Cette série d’accusations de corruption et de fraudes fait partie d’une plus grande enquête menée par la Commission Charbonneau depuis l'automne 2011. Depuis juin 2012 et le début des audiences publiques, de nombreux scandales de corruption ont fait surface. Le témoin ayant subi le plus grand nombre d'interrogatoires a sans doute été Lino Zambito, ancien entrepreneur du bâtiment et dirigeant d'Infrabec, déjà poursuivi et accusé de corruption dans ce même secteur. C’est lui qui a révélé, en octobre 2012, le financement illégal du Parti Libéral du Québec (PLQ) de Gérald Tremblay, en échange de l’octroi de contrats immobiliers à Montréal. Il s’agissait notamment de compagnies de réfection des égouts qui devaient verser 3% de la valeur des contrats obtenus au parti. Lino Zambito a également accusé Frank Zampino et Robert Abdallah - deux hommes bien connus de l’administration Tremblay - d’avoir été les principaux « chefs d’orchestre » de ce trafic d’argent, dont Tremblay avait connaissance. Reste que Montréal n’est pas l’unique « terrain de corruption » pointé du doigt par Zambito. Ce dernier a aussi porté des accusations contre Gilles Vaillancourt, ancien maire démissionaire de Laval, troisième ville du Québec.

Démissions à Laval

Le scénario a été le même dans la ville de Laval. Le maire, Gilles Vaillancourt, avait aussi annoncé sa démission le 9 novembre 2012, suite aux accusations de corruption et collusions portées à son encontre devant la Commission Charbonneau.
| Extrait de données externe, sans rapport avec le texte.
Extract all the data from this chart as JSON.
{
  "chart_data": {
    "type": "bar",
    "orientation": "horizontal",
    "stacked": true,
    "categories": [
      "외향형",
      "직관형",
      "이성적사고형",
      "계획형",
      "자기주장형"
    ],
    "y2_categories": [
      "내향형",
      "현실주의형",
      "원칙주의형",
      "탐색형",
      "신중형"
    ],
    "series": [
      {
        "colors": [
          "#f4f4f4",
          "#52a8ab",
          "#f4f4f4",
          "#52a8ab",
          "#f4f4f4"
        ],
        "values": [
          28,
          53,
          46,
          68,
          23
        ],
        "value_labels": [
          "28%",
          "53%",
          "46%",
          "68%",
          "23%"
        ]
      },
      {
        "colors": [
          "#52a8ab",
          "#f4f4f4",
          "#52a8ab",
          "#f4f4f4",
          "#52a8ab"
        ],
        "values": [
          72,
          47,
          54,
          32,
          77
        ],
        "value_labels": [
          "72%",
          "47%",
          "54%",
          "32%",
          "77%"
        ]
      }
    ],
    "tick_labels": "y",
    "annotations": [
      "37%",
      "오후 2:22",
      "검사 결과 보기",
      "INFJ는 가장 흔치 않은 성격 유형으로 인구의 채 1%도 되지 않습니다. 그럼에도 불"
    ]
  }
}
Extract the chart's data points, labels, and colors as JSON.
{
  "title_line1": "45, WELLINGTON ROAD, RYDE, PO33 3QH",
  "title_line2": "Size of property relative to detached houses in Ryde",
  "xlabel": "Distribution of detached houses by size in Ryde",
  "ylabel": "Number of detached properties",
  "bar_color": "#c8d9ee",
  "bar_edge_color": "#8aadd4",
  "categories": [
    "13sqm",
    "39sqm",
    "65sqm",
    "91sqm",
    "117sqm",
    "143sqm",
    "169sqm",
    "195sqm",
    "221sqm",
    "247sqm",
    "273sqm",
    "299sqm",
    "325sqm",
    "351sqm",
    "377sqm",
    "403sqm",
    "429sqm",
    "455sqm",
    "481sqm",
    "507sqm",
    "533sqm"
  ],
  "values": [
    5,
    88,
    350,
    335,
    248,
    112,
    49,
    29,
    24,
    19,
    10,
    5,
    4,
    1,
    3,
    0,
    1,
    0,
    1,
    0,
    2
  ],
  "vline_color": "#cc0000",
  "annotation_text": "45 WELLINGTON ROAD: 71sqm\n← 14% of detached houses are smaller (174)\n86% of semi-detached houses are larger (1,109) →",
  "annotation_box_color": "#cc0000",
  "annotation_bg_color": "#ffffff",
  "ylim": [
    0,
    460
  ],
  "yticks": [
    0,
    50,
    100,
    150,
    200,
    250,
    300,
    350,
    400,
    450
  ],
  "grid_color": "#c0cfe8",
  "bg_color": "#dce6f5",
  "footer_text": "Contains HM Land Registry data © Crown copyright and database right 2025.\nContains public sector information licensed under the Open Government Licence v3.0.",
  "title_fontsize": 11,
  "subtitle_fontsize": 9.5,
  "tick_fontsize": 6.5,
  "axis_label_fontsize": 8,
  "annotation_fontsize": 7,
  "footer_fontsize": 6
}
Vendredi 28 juin, son remplaçant, le maire par intérim Alexandre Duplessis, élu le 23 novembre 2012, a aussi annoncé sa démission. Depuis plusieurs semaines, il fait l’objet des mêmes accusations de corruption que son prédécesseur. Un nouveau scandale s'est récemment ajouté à la liste, réduisant sa réputation à néant : Duplessis aurait été dénoncé après avoir sollicité ou reçu des faveurs sexuelles d’une escort girl, fait qu'il a immédiatement nié. Selon lui, Duplessis n'aurait pas sollicité les services d'une escort girl mais aurait été victime d'une tentative d'extorsion de fonds. Sous la pression de l'opinion publique, il a quitté ses fonctions à la fin du mois de juin. Ainsi, à l’exemple de Montréal, la ville de Laval doit maintenant trouver un nouveau maire pour assurer l'intérim jusqu’aux élections municipales de novembre 2013.

Cependant, contrairement à Montréal, la ville de Laval a déjà été mise sous tutelle depuis le 3 juin. Conséquence des nombreux scandales dont ont fait l'objet les derniers occupants de la mairie : la ville est placée sous contrôle de la Commission municipale du Québec (CMQ) et ce, jusqu’à nouvel ordre. Cette mise sous tutelle prévoit l’approbation finale de la CMQ sur toutes les décisions prises par le conseil municipal. Concernant Montréal, la mise sous tutelle a été exclue par la Première Ministre Pauline Marois et par Sylvain Gaudreault, considérant les deux cas comme « différents ».

Blanchard va-t-il tenir bon ?

L’élection de Laurent Blanchard aurait, pour le moment, écarté la possibilité d’une mise sous tutelle de la ville de Montréal. Ce dernier aurait promis de vouloir « maintenir en place l’administration de la coalition jusqu’aux prochaines élections municipales ». Au vu de l’échec subit par Alexandre Duplessis, et étant donné les nombreux scandales dévoilés par la Commission Charbonneau, il serait préférable de rester méfiant vis-à-vis de telles affirmations. Si le futur reste incertain, une chose est sûre : la confiance des citoyens lavallois et montréalais envers leurs élus est de plus en plus fragile, pendant qu’ils attendent, avec lassitude, la venue du prochain scandale.